Shiwei Lian

CV
h-index4
3papers
22citations
Novelty52%
AI Score36

3 Papers

CVApr 12, 2024
TDANet: Target-Directed Attention Network For Object-Goal Visual Navigation With Zero-Shot Ability

Shiwei Lian, Feitian Zhang

The generalization of the end-to-end deep reinforcement learning (DRL) for object-goal visual navigation is a long-standing challenge since object classes and placements vary in new test environments. Learning domain-independent visual representation is critical for enabling the trained DRL agent with the ability to generalize to unseen scenes and objects.
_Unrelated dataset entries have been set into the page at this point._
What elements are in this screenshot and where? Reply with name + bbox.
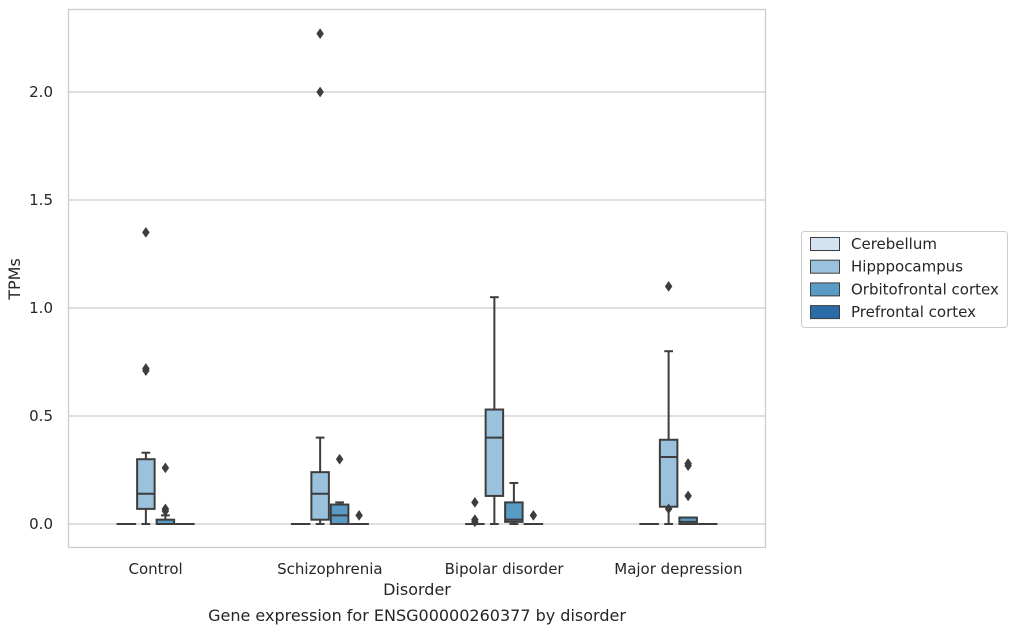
legend-swatch (810, 305, 840, 320)
box-body (484, 408, 505, 497)
outlier-point (142, 363, 150, 374)
box-orbitofrontal-cortex (678, 458, 698, 526)
box-orbitofrontal-cortex (329, 453, 350, 525)
legend-label: Cerebellum (851, 235, 937, 253)
legend-label: Orbitofrontal cortex (851, 280, 999, 298)
y-axis-label: TPMs (5, 258, 24, 301)
boxes (116, 28, 718, 528)
y-tick-label: 0.5 (29, 407, 53, 425)
outlier-point (316, 86, 324, 98)
y-tick-label: 1.5 (29, 191, 53, 209)
x-axis-label: Disorder (383, 580, 451, 599)
x-tick-label: Major depression (614, 560, 742, 578)
x-tick-labels: Control Schizophrenia Bipolar disorder Majo… (129, 560, 743, 578)
outlier-point (529, 509, 538, 521)
outlier-point (471, 516, 479, 528)
y-tick-label: 1.0 (29, 299, 53, 317)
legend-label: Prefrontal cortex (851, 303, 976, 321)
legend: Cerebellum Hipppocampus Orbitofrontal cort… (801, 231, 1008, 328)
y-tick-label: 2.0 (29, 83, 53, 101)
box-body (136, 458, 156, 510)
outlier-point (142, 226, 150, 238)
outlier-point (335, 453, 344, 465)
box-hipppocampus (658, 280, 679, 525)
legend-label: Hipppocampus (851, 258, 963, 276)
x-tick-label: Control (129, 560, 183, 578)
chart-caption: Gene expression for ENSG00000260377 by d… (208, 606, 626, 625)
box-cerebellum (465, 496, 485, 528)
legend-swatch (810, 282, 840, 297)
box-hipppocampus (310, 28, 330, 525)
outlier-point (161, 462, 170, 474)
box-orbitofrontal-cortex (155, 462, 176, 525)
outlier-point (684, 490, 692, 502)
box-hipppocampus (136, 226, 156, 525)
box-body (678, 516, 698, 526)
outlier-point (316, 28, 324, 40)
outlier-point (355, 509, 363, 521)
box-body (310, 471, 330, 521)
y-tick-label: 0.0 (29, 515, 53, 533)
box-orbitofrontal-cortex (504, 481, 524, 525)
box-body (329, 503, 350, 525)
outlier-point (471, 496, 479, 508)
outlier-point (664, 280, 673, 292)
outlier-point (161, 505, 170, 517)
outlier-point (684, 458, 692, 469)
box-body (658, 438, 679, 508)
legend-frame (801, 231, 1008, 328)
x-tick-label: Bipolar disorder (445, 560, 565, 578)
x-tick-label: Schizophrenia (277, 560, 382, 578)
box-hipppocampus (484, 296, 505, 525)
legend-swatch (810, 237, 840, 251)
plot-frame (67, 8, 767, 549)
legend-swatch (810, 259, 840, 274)
box-body (504, 501, 524, 523)
box-prefrontal-cortex (523, 509, 544, 526)
box-prefrontal-cortex (349, 509, 369, 526)
outlier-point (664, 503, 673, 515)
y-tick-labels: 0.0 0.5 1.0 1.5 2.0 (29, 83, 53, 533)
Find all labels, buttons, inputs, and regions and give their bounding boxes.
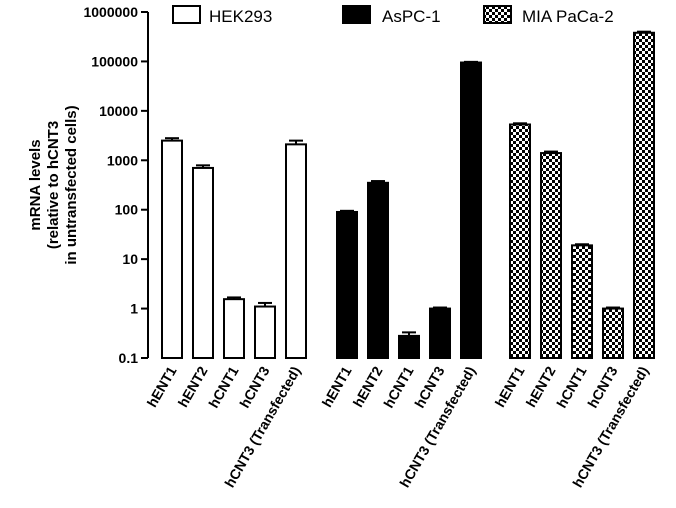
bar-mia-paca-2-0: [509, 123, 531, 359]
y-tick-label: 10: [122, 251, 138, 267]
y-axis-ticks: 0.1 1 10 100 1000 10000 100000 1000000: [83, 4, 148, 366]
x-category-label: hENT1: [492, 363, 528, 410]
legend-swatch-mia-paca2: [483, 5, 512, 24]
bar-aspc-1-4: [460, 61, 482, 359]
legend: HEK293 AsPC-1 MIA PaCa-2: [172, 5, 614, 26]
legend-swatch-hek293: [172, 5, 201, 24]
y-tick-label: 10000: [99, 103, 138, 119]
y-tick-label: 100000: [91, 53, 138, 69]
bar-aspc-1-2: [398, 334, 420, 359]
bar-mia-paca-2-3: [602, 307, 624, 360]
y-axis-label-line-2: (relative to hCNT3: [45, 121, 62, 249]
bar-mia-paca-2-4: [633, 31, 655, 360]
bar-hek293-0: [161, 139, 183, 359]
y-tick-label: 1000000: [83, 4, 138, 20]
bar-hek293-3: [254, 305, 276, 360]
legend-label-mia-paca2: MIA PaCa-2: [522, 7, 614, 26]
legend-label-aspc1: AsPC-1: [382, 7, 441, 26]
y-tick-label: 100: [115, 202, 139, 218]
bar-mia-paca-2-1: [540, 152, 562, 359]
y-tick-label: 1: [130, 301, 138, 317]
legend-label-hek293: HEK293: [209, 7, 272, 26]
bar-aspc-1-1: [367, 181, 389, 359]
y-axis-label-line-1: mRNA levels: [27, 139, 44, 230]
bar-hek293-4: [285, 143, 307, 359]
bar-aspc-1-0: [336, 210, 358, 359]
x-category-label: hENT1: [319, 363, 355, 410]
legend-swatch-aspc1: [342, 5, 371, 24]
y-tick-label: 0.1: [119, 350, 139, 366]
bar-hek293-2: [223, 298, 245, 359]
y-axis-label: mRNA levels (relative to hCNT3 in untran…: [27, 105, 80, 264]
y-tick-label: 1000: [107, 152, 138, 168]
bars: [161, 30, 655, 360]
y-axis-label-line-3: in untransfected cells): [63, 105, 80, 264]
bar-aspc-1-3: [429, 307, 451, 360]
x-category-label: hENT1: [144, 363, 180, 410]
bar-hek293-1: [192, 166, 214, 359]
bar-mia-paca-2-2: [571, 244, 593, 360]
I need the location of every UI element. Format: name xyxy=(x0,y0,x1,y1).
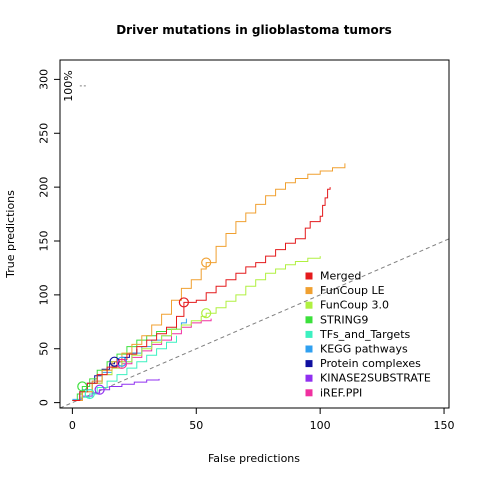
legend-label-0: Merged xyxy=(320,270,361,283)
x-axis-label: False predictions xyxy=(208,452,300,465)
series-marker-6 xyxy=(109,356,120,367)
series-marker-7 xyxy=(94,384,105,395)
y-axis: 0 50 100 150 200 250 300 xyxy=(38,69,60,406)
plot-area xyxy=(60,85,449,408)
y-tick-label-5: 250 xyxy=(38,123,51,144)
x-tick-label-2: 100 xyxy=(310,419,331,432)
x-tick-label-3: 150 xyxy=(434,419,455,432)
x-tick-label-1: 50 xyxy=(189,419,203,432)
annotation-100-percent: 100% xyxy=(62,70,75,101)
legend-swatch-8 xyxy=(305,389,313,397)
series-marker-2 xyxy=(201,308,212,319)
legend-swatch-2 xyxy=(305,301,313,309)
legend-swatch-7 xyxy=(305,374,313,382)
series-line-0 xyxy=(72,187,331,401)
y-axis-label: True predictions xyxy=(4,190,17,279)
legend-label-4: TFs_and_Targets xyxy=(319,328,411,341)
legend-label-1: FunCoup LE xyxy=(320,284,385,297)
y-tick-label-3: 150 xyxy=(38,231,51,252)
y-tick-label-1: 50 xyxy=(38,342,51,356)
series-line-1 xyxy=(72,163,346,401)
legend-label-2: FunCoup 3.0 xyxy=(320,299,389,312)
legend-label-6: Protein complexes xyxy=(320,357,421,370)
plot-frame xyxy=(59,59,450,409)
annotation-group: 100% xyxy=(62,70,75,101)
series-line-3 xyxy=(72,327,177,401)
legend-label-5: KEGG pathways xyxy=(320,343,408,356)
legend-swatch-4 xyxy=(305,330,313,338)
y-tick-label-2: 100 xyxy=(38,284,51,305)
y-tick-label-6: 300 xyxy=(38,69,51,90)
x-tick-label-0: 0 xyxy=(69,419,76,432)
series-marker-3 xyxy=(77,381,88,392)
y-tick-label-4: 200 xyxy=(38,177,51,198)
chart-title: Driver mutations in glioblastoma tumors xyxy=(116,23,392,37)
legend-label-7: KINASE2SUBSTRATE xyxy=(320,372,431,385)
legend-swatch-5 xyxy=(305,345,313,353)
y-tick-label-0: 0 xyxy=(38,399,51,406)
x-axis: 0 50 100 150 xyxy=(69,408,455,432)
legend-swatch-0 xyxy=(305,272,313,280)
series-marker-8 xyxy=(116,358,128,369)
series-line-4 xyxy=(72,335,177,401)
series-line-7 xyxy=(72,378,160,401)
legend-label-8: iREF.PPI xyxy=(320,386,362,399)
legend-swatch-6 xyxy=(305,360,313,368)
series-line-2 xyxy=(72,256,321,401)
series-marker-0 xyxy=(178,297,189,308)
legend-label-3: STRING9 xyxy=(320,313,368,326)
series-marker-1 xyxy=(201,257,212,268)
series-marker-4 xyxy=(84,388,95,400)
legend-swatch-1 xyxy=(305,287,313,295)
diagonal-reference-line xyxy=(60,238,449,408)
legend-swatch-3 xyxy=(305,316,313,324)
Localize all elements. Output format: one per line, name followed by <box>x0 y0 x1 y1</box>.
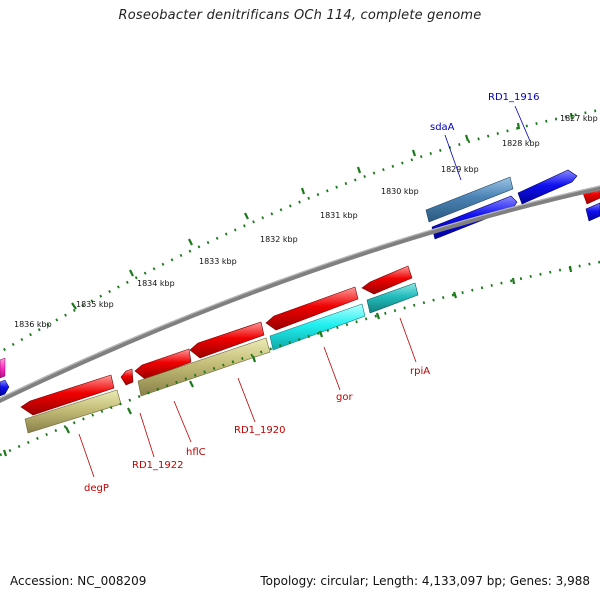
accession-text: Accession: NC_008209 <box>10 574 147 588</box>
gene-red-rd1-1922[interactable] <box>120 368 134 386</box>
inner-tick-7 <box>189 380 194 388</box>
feature-teal-rpiA[interactable] <box>366 282 419 314</box>
major-tick-1829 <box>464 134 470 142</box>
gene-pink-edge-left[interactable] <box>0 357 6 379</box>
leader-rd1-1920 <box>237 377 256 423</box>
gene-red-rpiA-adj[interactable] <box>361 265 413 295</box>
leader-sdaA <box>444 134 462 181</box>
gene-rd1-1916[interactable] <box>517 169 578 205</box>
kbp-label-1831: 1831 kbp <box>320 211 358 220</box>
kbp-label-1836: 1836 kbp <box>14 320 52 329</box>
genome-summary-text: Topology: circular; Length: 4,133,097 bp… <box>260 574 590 588</box>
major-tick-1832 <box>300 187 306 195</box>
kbp-label-1830: 1830 kbp <box>381 187 419 196</box>
reverse-strand-genes <box>0 265 419 434</box>
inner-tick-5 <box>318 330 324 338</box>
gene-red-rd1-1920-adj[interactable] <box>189 321 265 359</box>
label-rd1-1920[interactable]: RD1_1920 <box>234 425 285 436</box>
label-rpiA[interactable]: rpiA <box>410 366 430 377</box>
outer-tick-ring <box>0 108 600 354</box>
label-degP[interactable]: degP <box>84 483 109 494</box>
kbp-label-group: 1827 kbp 1828 kbp 1829 kbp 1830 kbp 1831… <box>14 114 598 329</box>
leader-gor <box>323 346 341 391</box>
major-tick-1828 <box>516 122 521 130</box>
inner-tick-3 <box>452 291 458 299</box>
gene-red-hflC-adj[interactable] <box>134 348 192 380</box>
feature-cyan-gor[interactable] <box>269 303 366 351</box>
inner-tick-10 <box>2 449 8 457</box>
leader-lines <box>78 105 531 478</box>
inner-tick-1 <box>568 265 573 273</box>
genome-backbone-highlight <box>0 185 600 399</box>
major-tick-1836 <box>71 302 77 310</box>
inner-tick-8 <box>127 407 132 415</box>
label-rd1-1922[interactable]: RD1_1922 <box>132 460 183 471</box>
forward-strand-genes <box>425 169 600 240</box>
label-rd1-1916[interactable]: RD1_1916 <box>488 92 539 103</box>
inner-tick-9 <box>65 426 70 434</box>
label-sdaA[interactable]: sdaA <box>430 122 455 133</box>
inner-major-ticks <box>2 265 573 457</box>
gene-blue-edge[interactable] <box>585 202 600 222</box>
inner-tick-2 <box>511 277 516 285</box>
gene-sdaA[interactable] <box>425 176 514 223</box>
gene-blue-edge-left[interactable] <box>0 379 10 397</box>
label-gor[interactable]: gor <box>336 392 353 403</box>
kbp-label-1828: 1828 kbp <box>502 139 540 148</box>
kbp-label-1835: 1835 kbp <box>76 300 114 309</box>
leader-rd1-1916 <box>514 105 531 142</box>
major-tick-1831 <box>356 166 362 174</box>
map-title: Roseobacter denitrificans OCh 114, compl… <box>118 8 482 23</box>
kbp-label-1832: 1832 kbp <box>260 235 298 244</box>
major-tick-1834 <box>188 238 193 246</box>
kbp-label-1833: 1833 kbp <box>199 257 237 266</box>
major-tick-1835 <box>129 269 134 277</box>
inner-tick-ring <box>0 260 600 457</box>
inner-tick-6 <box>251 355 257 363</box>
feature-olive-rd1-1920[interactable] <box>137 337 271 397</box>
leader-degP <box>78 433 95 478</box>
leader-rd1-1922 <box>139 412 155 458</box>
major-tick-1827 <box>569 112 574 120</box>
kbp-label-1827: 1827 kbp <box>560 114 598 123</box>
label-hflC[interactable]: hflC <box>186 447 206 458</box>
gene-labels: RD1_1916 sdaA rpiA gor RD1_1920 hflC RD1… <box>84 92 539 494</box>
leader-hflC <box>173 400 192 443</box>
major-tick-1830 <box>411 149 417 157</box>
gene-red-gor-adj[interactable] <box>265 286 359 331</box>
gene-red-degP-adj[interactable] <box>20 374 115 416</box>
genome-backbone <box>0 185 600 403</box>
inner-dot-track <box>0 260 600 457</box>
leader-rpiA <box>399 317 417 363</box>
outer-major-ticks <box>71 112 574 310</box>
kbp-label-1834: 1834 kbp <box>137 279 175 288</box>
kbp-label-1829: 1829 kbp <box>441 165 479 174</box>
major-tick-1833 <box>244 212 249 220</box>
inner-tick-4 <box>375 312 381 320</box>
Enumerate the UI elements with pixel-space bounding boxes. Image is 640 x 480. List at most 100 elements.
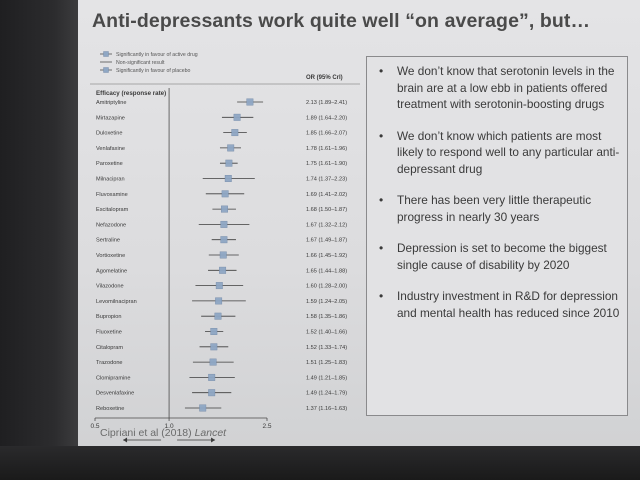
drug-name: Paroxetine — [96, 161, 123, 167]
point-estimate-marker — [224, 175, 232, 182]
ci-value: 1.68 (1.50–1.87) — [306, 207, 347, 213]
ci-value: 1.74 (1.37–2.23) — [306, 177, 347, 183]
x-tick-label: 2.5 — [262, 423, 271, 430]
forest-plot: Significantly in favour of active drug No… — [90, 51, 360, 452]
bullet-item: • There has been very little therapeutic … — [379, 192, 621, 225]
bullet-dot-icon: • — [379, 64, 384, 78]
point-estimate-marker — [215, 297, 223, 305]
drug-name: Amitriptyline — [96, 100, 126, 106]
ci-value: 1.60 (1.28–2.00) — [306, 284, 347, 290]
legend-label: Significantly in favour of placebo — [116, 68, 191, 74]
ci-value: 1.65 (1.44–1.88) — [306, 268, 347, 274]
bullet-dot-icon: • — [379, 128, 384, 143]
point-estimate-marker — [199, 404, 207, 412]
bullet-text: Depression is set to become the biggest … — [397, 241, 607, 272]
point-estimate-marker — [233, 113, 241, 121]
point-estimate-marker — [208, 373, 216, 381]
bullet-item: • Depression is set to become the biggest… — [379, 240, 621, 273]
ci-value: 1.85 (1.66–2.07) — [306, 131, 347, 137]
point-estimate-marker — [220, 220, 228, 228]
bullet-text: There has been very little therapeutic p… — [397, 193, 592, 224]
ci-value: 1.66 (1.45–1.92) — [306, 253, 347, 259]
legend-label: Significantly in favour of active drug — [116, 52, 198, 58]
legend-marker — [103, 67, 109, 73]
drug-name: Fluvoxamine — [96, 192, 128, 198]
x-tick-label: 1.0 — [165, 423, 174, 430]
point-estimate-marker — [219, 251, 227, 259]
room-shadow-left — [0, 0, 78, 480]
point-estimate-marker — [221, 190, 229, 198]
drug-name: Sertraline — [96, 238, 120, 244]
citation-journal: Lancet — [194, 427, 227, 439]
drug-name: Desvenlafaxine — [96, 391, 134, 397]
point-estimate-marker — [220, 236, 228, 244]
point-estimate-marker — [210, 328, 218, 335]
ci-value: 1.37 (1.16–1.63) — [306, 406, 347, 412]
bullet-text: Industry investment in R&D for depressio… — [397, 289, 620, 320]
ci-value: 1.59 (1.24–2.05) — [306, 299, 347, 305]
drug-name: Vilazodone — [96, 284, 124, 290]
drug-name: Clomipramine — [96, 375, 131, 381]
x-tick-label: 0.5 — [90, 423, 99, 430]
ci-value: 1.52 (1.33–1.74) — [306, 345, 347, 351]
bullet-dot-icon: • — [379, 193, 384, 207]
point-estimate-marker — [225, 159, 233, 167]
legend-marker — [103, 51, 109, 57]
point-estimate-marker — [219, 266, 227, 274]
bullet-text: We don’t know which patients are most li… — [397, 128, 620, 176]
drug-name: Duloxetine — [96, 131, 122, 137]
bullet-item: • We don’t know that serotonin levels in … — [379, 63, 621, 113]
drug-name: Milnacipran — [96, 177, 125, 183]
bullet-item: • We don’t know which patients are most l… — [379, 128, 621, 178]
ci-value: 1.49 (1.24–1.79) — [306, 391, 347, 397]
ci-value: 2.13 (1.89–2.41) — [306, 100, 347, 106]
drug-name: Vortioxetine — [96, 253, 125, 259]
citation-authors: Cipriani et al (2018) — [100, 427, 192, 439]
ci-value: 1.67 (1.32–2.12) — [306, 222, 347, 228]
drug-name: Reboxetine — [96, 406, 124, 412]
drug-name: Citalopram — [96, 345, 123, 351]
point-estimate-marker — [221, 205, 228, 213]
column-header-or: OR (95% CrI) — [306, 75, 343, 81]
drug-name: Trazodone — [96, 360, 123, 366]
point-estimate-marker — [209, 358, 217, 366]
ci-value: 1.52 (1.40–1.66) — [306, 330, 347, 336]
drug-name: Levomilnacipran — [96, 299, 137, 305]
point-estimate-marker — [215, 282, 223, 290]
arrow-left-head-icon — [123, 437, 128, 443]
ci-value: 1.69 (1.41–2.02) — [306, 192, 347, 198]
point-estimate-marker — [246, 98, 254, 106]
point-estimate-marker — [231, 129, 239, 137]
ci-value: 1.89 (1.64–2.20) — [306, 115, 347, 121]
point-estimate-marker — [208, 389, 216, 397]
ci-value: 1.75 (1.61–1.90) — [306, 161, 347, 167]
ci-value: 1.51 (1.25–1.83) — [306, 360, 347, 366]
bullet-dot-icon: • — [379, 289, 384, 303]
plot-legend: Significantly in favour of active drug No… — [100, 51, 198, 74]
arrow-right-head-icon — [211, 437, 216, 443]
point-estimate-marker — [214, 312, 222, 320]
bullet-item: • Industry investment in R&D for depressi… — [379, 288, 621, 321]
drug-name: Bupropion — [96, 314, 122, 320]
drug-name: Mirtazapine — [96, 115, 125, 121]
drug-name: Agomelatine — [96, 268, 127, 274]
point-estimate-marker — [210, 343, 218, 351]
drug-name: Escitalopram — [96, 207, 129, 213]
bullet-dot-icon: • — [379, 241, 384, 255]
room-shadow-bottom — [0, 446, 640, 480]
ci-value: 1.49 (1.21–1.85) — [306, 375, 347, 381]
ci-value: 1.58 (1.35–1.86) — [306, 314, 347, 320]
citation: Cipriani et al (2018) Lancet — [100, 427, 226, 439]
drug-name: Fluoxetine — [96, 330, 122, 336]
section-label: Efficacy (response rate) — [96, 90, 166, 97]
bullet-box: • We don’t know that serotonin levels in … — [366, 56, 628, 416]
forest-rows: Amitriptyline 2.13 (1.89–2.41) Mirtazapine… — [96, 98, 347, 412]
legend-label: Non-significant result — [116, 60, 165, 66]
point-estimate-marker — [227, 144, 235, 152]
bullet-text: We don’t know that serotonin levels in t… — [397, 64, 615, 111]
drug-name: Venlafaxine — [96, 146, 125, 152]
drug-name: Nefazodone — [96, 222, 126, 228]
slide-title: Anti-depressants work quite well “on ave… — [92, 10, 591, 32]
ci-value: 1.78 (1.61–1.96) — [306, 146, 347, 152]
In this letter, a target-directed attention network (TDANet) is proposed to learn the end-to-end object-goal visual navigation policy with zero-shot ability. TDANet features a novel target attention (TA) module that learns both the spatial and semantic relationships among objects to help TDANet focus on the most relevant observed objects to the target. With the Siamese architecture (SA) design, TDANet distinguishes the difference between the current and target states and generates the domain-independent visual representation. To evaluate the navigation performance of TDANet, extensive experiments are conducted in the AI2-THOR embodied AI environment. The simulation results demonstrate a strong generalization ability of TDANet to unseen scenes and target objects, with higher navigation success rate (SR) and success weighted by length (SPL) than other state-of-the-art models. TDANet is finally deployed on a wheeled robot in real scenes, demonstrating satisfactory generalization of TDANet to the real world.

CVJan 19
Spatial-VLN: Zero-Shot Vision-and-Language Navigation With Explicit Spatial Perception and Exploration

Lu Yue, Yue Fan, Shiwei Lian et al.

Zero-shot Vision-and-Language Navigation (VLN) agents leveraging Large Language Models (LLMs) excel in generalization but suffer from insufficient spatial perception. Focusing on complex continuous environments, we categorize key perceptual bottlenecks into three spatial challenges: door interaction,multi-room navigation, and ambiguous instruction execution, where existing methods consistently suffer high failure rates. We present Spatial-VLN, a perception-guided exploration framework designed to overcome these challenges. The framework consists of two main modules. The Spatial Perception Enhancement (SPE) module integrates panoramic filtering with specialized door and region experts to produce spatially coherent, cross-view consistent perceptual representations. Building on this foundation, our Explored Multi-expert Reasoning (EMR) module uses parallel LLM experts to address waypoint-level semantics and region-level spatial transitions. When discrepancies arise between expert predictions, a query-and-explore mechanism is activated, prompting the agent to actively probe critical areas and resolve perceptual ambiguities. Experiments on VLN-CE demonstrate that Spatial VLN achieves state-of-the-art performance using only low-cost LLMs. Furthermore, to validate real-world applicability, we introduce a value-based waypoint sampling strategy that effectively bridges the Sim2Real gap. Extensive real-world evaluations confirm that our framework delivers superior generalization and robustness in complex environments. Our codes and videos are available at https://yueluhhxx.github.io/Spatial-VLN-web/.

ROFeb 19, 2025
Improving Collision-Free Success Rate For Object Goal Visual Navigation Via Two-Stage Training With Collision Prediction

Shiwei Lian, Feitian Zhang

The object goal visual navigation is the task of navigating to a specific target object using egocentric visual observations. Recent end-to-end navigation models based on deep reinforcement learning have achieved remarkable performance in finding and reaching target objects. However, the collision problem of these models during navigation remains unresolved, since the collision is typically neglected when evaluating the success. Although incorporating a negative reward for collision during training appears straightforward, it results in a more conservative policy, thereby limiting the agent's ability to reach targets. In addition, many of these models utilize only RGB observations, further increasing the difficulty of collision avoidance without depth information. To address these limitations, a new concept -- collision-free success is introduced to evaluate the ability of navigation models to find a collision-free path towards the target object. A two-stage training method with collision prediction is proposed to improve the collision-free success rate of the existing navigation models using RGB observations. In the first training stage, the collision prediction module supervises the agent's collision states during exploration to learn to predict the possible collision. In the second stage, leveraging the trained collision prediction, the agent learns to navigate to the target without collision. The experimental results in the AI2-THOR environment demonstrate that the proposed method greatly improves the collision-free success rate of different navigation models and outperforms other comparable collision-avoidance methods.